Erfahrungsberichte

Meine Erfahrungen als Nachhilfelehrerin

Tolga

Tolga ist Merts Bruder. Er ist acht Jahre alt  und geht in die zweite Klasse der Grundschule. Er hat ein schönes rundes Gesicht mit braunen Augen und langen Wimpern. Sein Bruder sagt: „Tolga ist dick“.  Das stimmt aber so nicht. Er hat eine kräftige Figur und wenn er geht, hält er sich auffallend gerade. Er ist stolz und selbstbewußt, aber auch schnell gereizt und gelegentlich bockig.

Was Tolga gefällt
Tolga will aktiv sein. Zu mir kommt er mit dem Fahrrad oder neuerdings mit den Inline-Scates. Er ist geschickt,  z. B  kann er die Kette seines mehrgängigen Fahrrads  gekonnt auf das Zahnrad bringen. Einmal meinte er: „Ich liebe Gartenarbeit“, als  er mich beim Jäten im Garten gesehen hatte: „Kann ich dir helfen?“  Ich habe ihm dann eine kleine Hacke gegeben. Es hat aber nicht lang gedauert, bis es ihm langweilig wurde. Ein anderes Mal hat er auf meinem Regal Staub entdeckt, den wollte er gleich abwischen. Am nächsten Tag hat er  kontrolliert, ob noch alles in Ordnung ist.

Was die Eltern wünschen
Tolgas Eltern möchten, dass Tolga Hilfe bekommt. Sie können ihm nicht bei den Hausaufgaben helfen. Immer wieder schreibt Tolgas Klassenlehrerin eine Bemerkung ins Heft, weil Tolga im Unterricht nicht mitkommt. Die Mutter hat mich über Mert gefragt, ob ich ihn auch unterstützen könnte. Tolga hat Probleme beim Lesen und Schreiben. „Mathe“, sagt er, „ist mein Lieblingsfach“, aber  wenn es etwas schwieriger wird, gibt er auf. Der Vater stellt ihn gelegentlich zur Rede, wenn er hört, dass Tolga sich geweigert hat, zusätzliche Übungsaufgaben zu machen.

Was ich mir wünsche
Ich wünsche mir, dass Tolga einsieht, dass die Hausaufgaben  in einer sauberen und leserlichen Schrift zu machen sind.  Dazu gehört z.B., dass die Seiten in seinem Heft vollständig beschrieben sind.
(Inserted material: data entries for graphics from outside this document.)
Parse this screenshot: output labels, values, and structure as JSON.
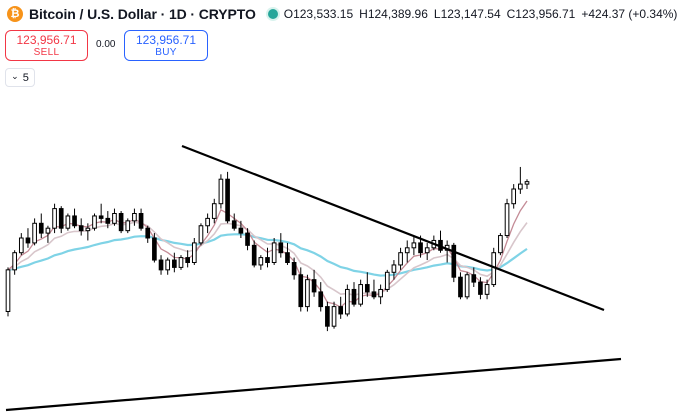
{
  "header": {
    "icon_glyph": "₿",
    "symbol_title": "Bitcoin / U.S. Dollar · 1D · CRYPTO",
    "status_color": "#26a69a",
    "ohlc": {
      "open": "O123,533.15",
      "high": "H124,389.96",
      "low": "L123,147.54",
      "close": "C123,956.71",
      "change": "+424.37 (+0.34%)"
    }
  },
  "trade": {
    "sell_price": "123,956.71",
    "sell_label": "SELL",
    "spread": "0.00",
    "buy_price": "123,956.71",
    "buy_label": "BUY"
  },
  "indicators": {
    "count": "5"
  },
  "colors": {
    "up_candle": "#ffffff",
    "down_candle": "#000000",
    "candle_outline": "#000000",
    "trendline": "#000000",
    "ma_fast": "#c48b96",
    "ma_mid": "#d8c6cb",
    "ma_slow": "#7fd3e6"
  },
  "chart_data": {
    "type": "candlestick",
    "y_axis": "price",
    "candles": [
      [
        0.3,
        0.48,
        0.28,
        0.47
      ],
      [
        0.47,
        0.55,
        0.45,
        0.54
      ],
      [
        0.54,
        0.62,
        0.53,
        0.6
      ],
      [
        0.6,
        0.64,
        0.56,
        0.58
      ],
      [
        0.58,
        0.68,
        0.57,
        0.66
      ],
      [
        0.66,
        0.7,
        0.6,
        0.62
      ],
      [
        0.62,
        0.65,
        0.58,
        0.64
      ],
      [
        0.64,
        0.74,
        0.62,
        0.72
      ],
      [
        0.72,
        0.73,
        0.62,
        0.64
      ],
      [
        0.64,
        0.7,
        0.63,
        0.69
      ],
      [
        0.69,
        0.72,
        0.64,
        0.65
      ],
      [
        0.65,
        0.68,
        0.61,
        0.63
      ],
      [
        0.63,
        0.66,
        0.59,
        0.64
      ],
      [
        0.64,
        0.7,
        0.63,
        0.69
      ],
      [
        0.69,
        0.74,
        0.66,
        0.68
      ],
      [
        0.68,
        0.71,
        0.64,
        0.66
      ],
      [
        0.66,
        0.72,
        0.65,
        0.7
      ],
      [
        0.7,
        0.71,
        0.62,
        0.63
      ],
      [
        0.63,
        0.68,
        0.62,
        0.67
      ],
      [
        0.67,
        0.72,
        0.65,
        0.7
      ],
      [
        0.7,
        0.72,
        0.63,
        0.64
      ],
      [
        0.64,
        0.65,
        0.58,
        0.6
      ],
      [
        0.6,
        0.62,
        0.5,
        0.51
      ],
      [
        0.51,
        0.53,
        0.45,
        0.47
      ],
      [
        0.47,
        0.52,
        0.45,
        0.51
      ],
      [
        0.51,
        0.54,
        0.46,
        0.48
      ],
      [
        0.48,
        0.53,
        0.47,
        0.52
      ],
      [
        0.52,
        0.55,
        0.48,
        0.5
      ],
      [
        0.5,
        0.6,
        0.49,
        0.58
      ],
      [
        0.58,
        0.66,
        0.57,
        0.65
      ],
      [
        0.65,
        0.7,
        0.62,
        0.68
      ],
      [
        0.68,
        0.76,
        0.66,
        0.74
      ],
      [
        0.74,
        0.86,
        0.72,
        0.84
      ],
      [
        0.84,
        0.87,
        0.66,
        0.67
      ],
      [
        0.67,
        0.7,
        0.63,
        0.64
      ],
      [
        0.64,
        0.67,
        0.6,
        0.62
      ],
      [
        0.62,
        0.64,
        0.55,
        0.57
      ],
      [
        0.57,
        0.59,
        0.48,
        0.49
      ],
      [
        0.49,
        0.53,
        0.47,
        0.52
      ],
      [
        0.52,
        0.56,
        0.48,
        0.5
      ],
      [
        0.5,
        0.6,
        0.49,
        0.58
      ],
      [
        0.58,
        0.62,
        0.52,
        0.54
      ],
      [
        0.54,
        0.58,
        0.49,
        0.5
      ],
      [
        0.5,
        0.52,
        0.43,
        0.45
      ],
      [
        0.45,
        0.48,
        0.3,
        0.32
      ],
      [
        0.32,
        0.45,
        0.3,
        0.43
      ],
      [
        0.43,
        0.47,
        0.36,
        0.38
      ],
      [
        0.38,
        0.42,
        0.3,
        0.32
      ],
      [
        0.32,
        0.34,
        0.22,
        0.24
      ],
      [
        0.24,
        0.34,
        0.23,
        0.32
      ],
      [
        0.32,
        0.36,
        0.27,
        0.29
      ],
      [
        0.29,
        0.41,
        0.28,
        0.39
      ],
      [
        0.39,
        0.42,
        0.32,
        0.33
      ],
      [
        0.33,
        0.43,
        0.32,
        0.41
      ],
      [
        0.41,
        0.46,
        0.36,
        0.38
      ],
      [
        0.38,
        0.43,
        0.35,
        0.36
      ],
      [
        0.36,
        0.41,
        0.33,
        0.39
      ],
      [
        0.39,
        0.47,
        0.38,
        0.46
      ],
      [
        0.46,
        0.51,
        0.43,
        0.49
      ],
      [
        0.49,
        0.56,
        0.47,
        0.54
      ],
      [
        0.54,
        0.59,
        0.5,
        0.56
      ],
      [
        0.56,
        0.61,
        0.53,
        0.58
      ],
      [
        0.58,
        0.61,
        0.52,
        0.54
      ],
      [
        0.54,
        0.58,
        0.51,
        0.56
      ],
      [
        0.56,
        0.61,
        0.55,
        0.59
      ],
      [
        0.59,
        0.63,
        0.54,
        0.55
      ],
      [
        0.55,
        0.59,
        0.5,
        0.57
      ],
      [
        0.57,
        0.58,
        0.42,
        0.44
      ],
      [
        0.44,
        0.46,
        0.35,
        0.36
      ],
      [
        0.36,
        0.46,
        0.35,
        0.45
      ],
      [
        0.45,
        0.48,
        0.4,
        0.42
      ],
      [
        0.42,
        0.44,
        0.35,
        0.37
      ],
      [
        0.37,
        0.43,
        0.35,
        0.41
      ],
      [
        0.41,
        0.56,
        0.4,
        0.54
      ],
      [
        0.54,
        0.62,
        0.53,
        0.61
      ],
      [
        0.61,
        0.76,
        0.6,
        0.74
      ],
      [
        0.74,
        0.82,
        0.72,
        0.8
      ],
      [
        0.8,
        0.89,
        0.78,
        0.82
      ],
      [
        0.82,
        0.84,
        0.8,
        0.83
      ]
    ]
  }
}
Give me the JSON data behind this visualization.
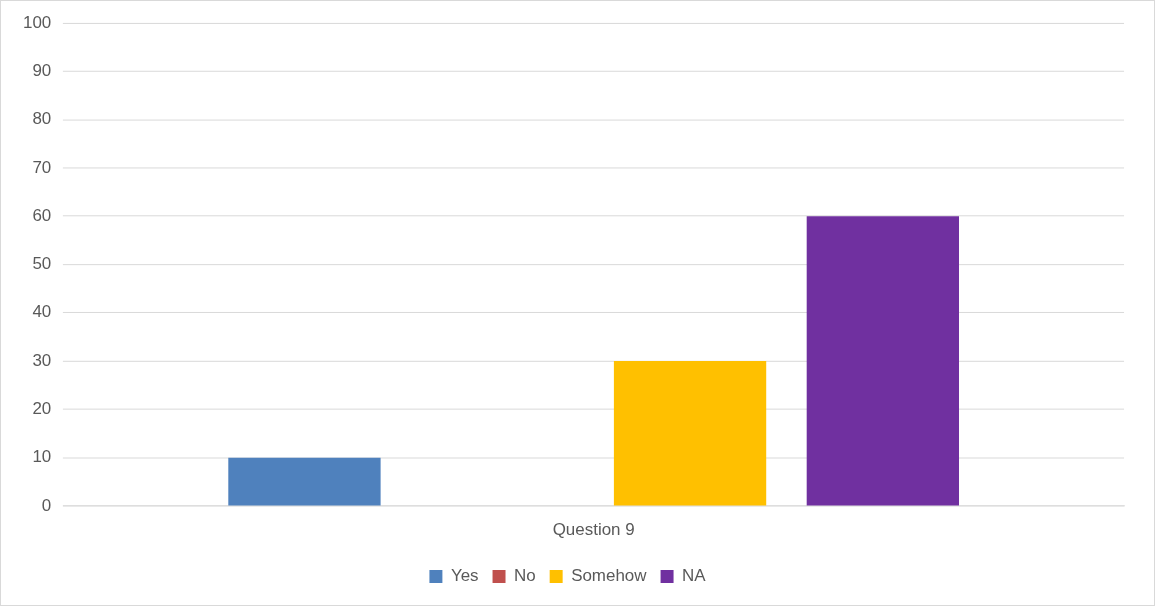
{
  "chart_data": {
    "type": "bar",
    "categories": [
      "Question 9"
    ],
    "series": [
      {
        "name": "Yes",
        "color": "#4f81bd",
        "values": [
          10
        ]
      },
      {
        "name": "No",
        "color": "#c0504d",
        "values": [
          0
        ]
      },
      {
        "name": "Somehow",
        "color": "#ffc000",
        "values": [
          30
        ]
      },
      {
        "name": "NA",
        "color": "#7030a0",
        "values": [
          60
        ]
      }
    ],
    "ylim": [
      0,
      100
    ],
    "yticks": [
      0,
      10,
      20,
      30,
      40,
      50,
      60,
      70,
      80,
      90,
      100
    ],
    "grid": "y",
    "legend": "bottom"
  }
}
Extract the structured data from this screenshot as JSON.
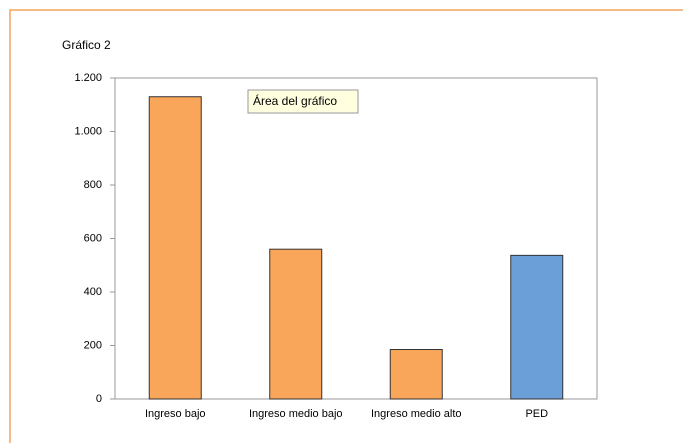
{
  "chart_data": {
    "type": "bar",
    "title": "Gráfico 2",
    "annotation": "Área del gráfico",
    "categories": [
      "Ingreso bajo",
      "Ingreso medio bajo",
      "Ingreso medio alto",
      "PED"
    ],
    "values": [
      1130,
      560,
      185,
      537
    ],
    "colors": [
      "#f9a65a",
      "#f9a65a",
      "#f9a65a",
      "#6a9fd8"
    ],
    "ylim": [
      0,
      1200
    ],
    "yticks": [
      0,
      200,
      400,
      600,
      800,
      {
        "value": 1000,
        "label": "1.000"
      },
      {
        "value": 1200,
        "label": "1.200"
      }
    ],
    "grid": false
  }
}
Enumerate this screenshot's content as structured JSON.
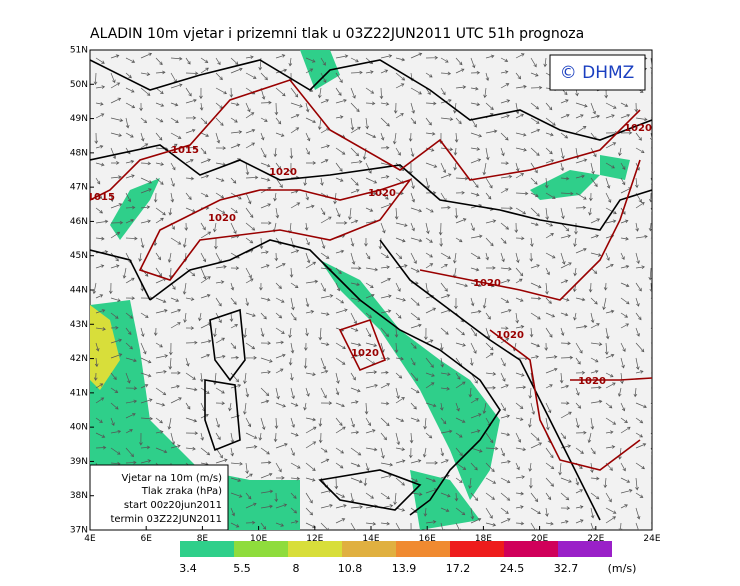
{
  "title": "ALADIN 10m vjetar i prizemni tlak u 03Z22JUN2011 UTC 51h prognoza",
  "copyright": "© DHMZ",
  "lat_labels": [
    "51N",
    "50N",
    "49N",
    "48N",
    "47N",
    "46N",
    "45N",
    "44N",
    "43N",
    "42N",
    "41N",
    "40N",
    "39N",
    "38N",
    "37N"
  ],
  "lon_labels": [
    "4E",
    "6E",
    "8E",
    "10E",
    "12E",
    "14E",
    "16E",
    "18E",
    "20E",
    "22E",
    "24E"
  ],
  "isobar_labels": [
    1015,
    1015,
    1020,
    1020,
    1020,
    1020,
    1020,
    1020,
    1020,
    1020
  ],
  "info_box": [
    "Vjetar na 10m (m/s)",
    "Tlak zraka (hPa)",
    "start 00z20jun2011",
    "termin 03Z22JUN2011"
  ],
  "legend": {
    "thresholds": [
      3.4,
      5.5,
      8,
      10.8,
      13.9,
      17.2,
      24.5,
      32.7
    ],
    "colors": [
      "#2fcf8a",
      "#8fdc3c",
      "#d8de3a",
      "#e0b040",
      "#f08a30",
      "#ee1c1c",
      "#d0005a",
      "#9a20c8"
    ],
    "unit": "(m/s)"
  }
}
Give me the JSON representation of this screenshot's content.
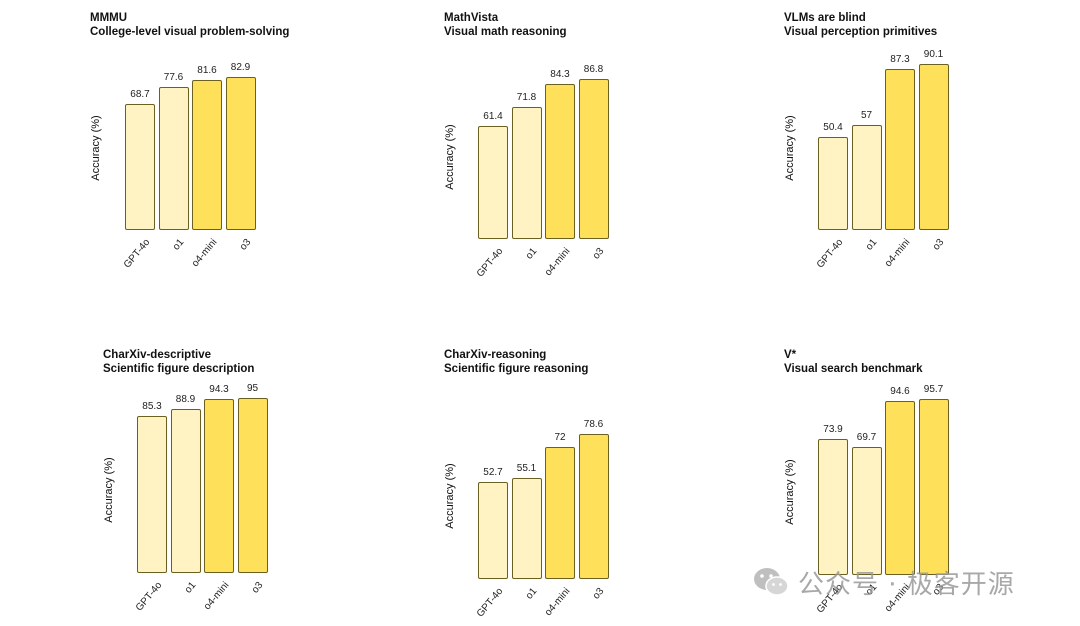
{
  "chart_data": [
    {
      "type": "bar",
      "title": "MMMU",
      "subtitle": "College-level visual problem-solving",
      "ylabel": "Accuracy (%)",
      "categories": [
        "GPT-4o",
        "o1",
        "o4-mini",
        "o3"
      ],
      "values": [
        68.7,
        77.6,
        81.6,
        82.9
      ],
      "bar_colors": [
        "#fff3c4",
        "#fff3c4",
        "#ffe05a",
        "#ffe05a"
      ]
    },
    {
      "type": "bar",
      "title": "MathVista",
      "subtitle": "Visual math reasoning",
      "ylabel": "Accuracy (%)",
      "categories": [
        "GPT-4o",
        "o1",
        "o4-mini",
        "o3"
      ],
      "values": [
        61.4,
        71.8,
        84.3,
        86.8
      ],
      "bar_colors": [
        "#fff3c4",
        "#fff3c4",
        "#ffe05a",
        "#ffe05a"
      ]
    },
    {
      "type": "bar",
      "title": "VLMs are blind",
      "subtitle": "Visual perception primitives",
      "ylabel": "Accuracy (%)",
      "categories": [
        "GPT-4o",
        "o1",
        "o4-mini",
        "o3"
      ],
      "values": [
        50.4,
        57,
        87.3,
        90.1
      ],
      "bar_colors": [
        "#fff3c4",
        "#fff3c4",
        "#ffe05a",
        "#ffe05a"
      ]
    },
    {
      "type": "bar",
      "title": "CharXiv-descriptive",
      "subtitle": "Scientific figure description",
      "ylabel": "Accuracy (%)",
      "categories": [
        "GPT-4o",
        "o1",
        "o4-mini",
        "o3"
      ],
      "values": [
        85.3,
        88.9,
        94.3,
        95
      ],
      "bar_colors": [
        "#fff3c4",
        "#fff3c4",
        "#ffe05a",
        "#ffe05a"
      ]
    },
    {
      "type": "bar",
      "title": "CharXiv-reasoning",
      "subtitle": "Scientific figure reasoning",
      "ylabel": "Accuracy (%)",
      "categories": [
        "GPT-4o",
        "o1",
        "o4-mini",
        "o3"
      ],
      "values": [
        52.7,
        55.1,
        72,
        78.6
      ],
      "bar_colors": [
        "#fff3c4",
        "#fff3c4",
        "#ffe05a",
        "#ffe05a"
      ]
    },
    {
      "type": "bar",
      "title": "V*",
      "subtitle": "Visual search benchmark",
      "ylabel": "Accuracy (%)",
      "categories": [
        "GPT-4o",
        "o1",
        "o4-mini",
        "o3"
      ],
      "values": [
        73.9,
        69.7,
        94.6,
        95.7
      ],
      "bar_colors": [
        "#fff3c4",
        "#fff3c4",
        "#ffe05a",
        "#ffe05a"
      ]
    }
  ],
  "watermark": {
    "text": "公众号 · 极客开源",
    "icon": "wechat-icon"
  }
}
Dasselbe gilt für seine Mathe-Hefte.
Als Leseübung  sucht er sich gern kurze Texte aus. Er muss aber auch längere Geschichten lesen und verstehen können. Einmal meinte er: „Ich brauche  nicht zu lesen. Ich kann doch fernsehen.“
Kleine Sätze nach Diktat zu schreiben gestaltet sich nicht leicht. Oft verwechselt er die Buchstaben “b“ und  „d“ und  „g“  und  „k“ oder er weiß nicht mehr, wie bestimmte Buchstaben  z. B.  „q“  (qu) geschrieben werden.
Es gibt aber auch Lichtblicke, wenn er  bei den Mathe-Aufgaben  auf Rückfrage antwortet: „Das ist doch klar. Das weiß ich doch!“ Einmal stellte er auch fest, dass der Laut „k“ oben gesprochen wird und der Laut „g“ unten. Das verlangt allerdings genaues  Hinhören. Ein andermal sagte er: „Das habe ich mir heute schon aus dem Unterricht gemerkt.“ Er meinte die Unterscheidung von Gegenwart, Vergangenheit und Zukunft. Wenn ich ihn  bei dieser Gelegenheit lobe, ist er  bereit,  weitere Übungen zu machen und nicht dauernd auf die Uhr zu schauen.
In diesen Tagen hat mich Tolga überrascht. Als er kam, hielt er die Hände auf dem Rücken und sagte: „Rate, was ich hier habe.“ Ich zuckte mit der Schulter, da hielt er mir mit strahlendem Gesicht eine Osterglocke entgegen.


Mert

Mert ist elf Jahre alt und geht in die vierte Grundschulklasse. Seit gut einem Jahr helfe ich ihm bei seinen Hausaufgaben. Seine Klassenlehrerin erzählte mir von ihm und ich war bereit, ihn täglich zu betreuen. Damit meine Arbeit nicht als wertlos betrachtet würde, haben wir einen Stundenpreis von 1 € verabredet. Dabei nehmen wir die „Stunden“ nicht wörtlich.

Wer ist Merts Familie?
Seine Eltern kommen aus der Türkei. Der Vater hat einen deutschen Pass, die Mutter einen türkischen. Während der Vater deutsch  auch mit den Kindern spricht, beherrscht die Mutter nicht die Sprache. Sie kann sich nur mühsam auf Deutsch verständigen. Sie ist seit 15 Jahren in Deutschland, besucht aber erst seit zwei Jahren einen Deutschkurs in einer Schule für Ausländer. Mert hat einen Bruder, Tolga. Die beiden sprechen nur unvollkommen türkisch.
Der Vater ist seit Jahren arbeitslos. Er hatte vor gut einem Jahr einen Unfall mit dem Fahrrad und kann seitdem, trotz Operationen, seine Hände nur bedingt benutzen.

Wer ist Mert?
Mert gehört zu den größeren Jungen in seiner Klasse. Er ist sportlich und schlank. Er spielt Fußball im Verein und geht regelmäßig zum Training. Er liebt es, kleine Scherze zu machen und ist schauspielerisch begabt. Dann blitzen seine braunen Augen und er  verzieht den Mund. Er hat einen natürlichen Charme und weiß ihn auch zu nutzen. Er muss immer mit seinen Händen spielen. Darunter leiden seine Schreibwerkzeuge. Der ergometrische Füller hatte nur eine kurze Lebensdauer.
Seit einiger Zeit hat er ein Bleistiftmäppchen und hält es auch in Ordnung.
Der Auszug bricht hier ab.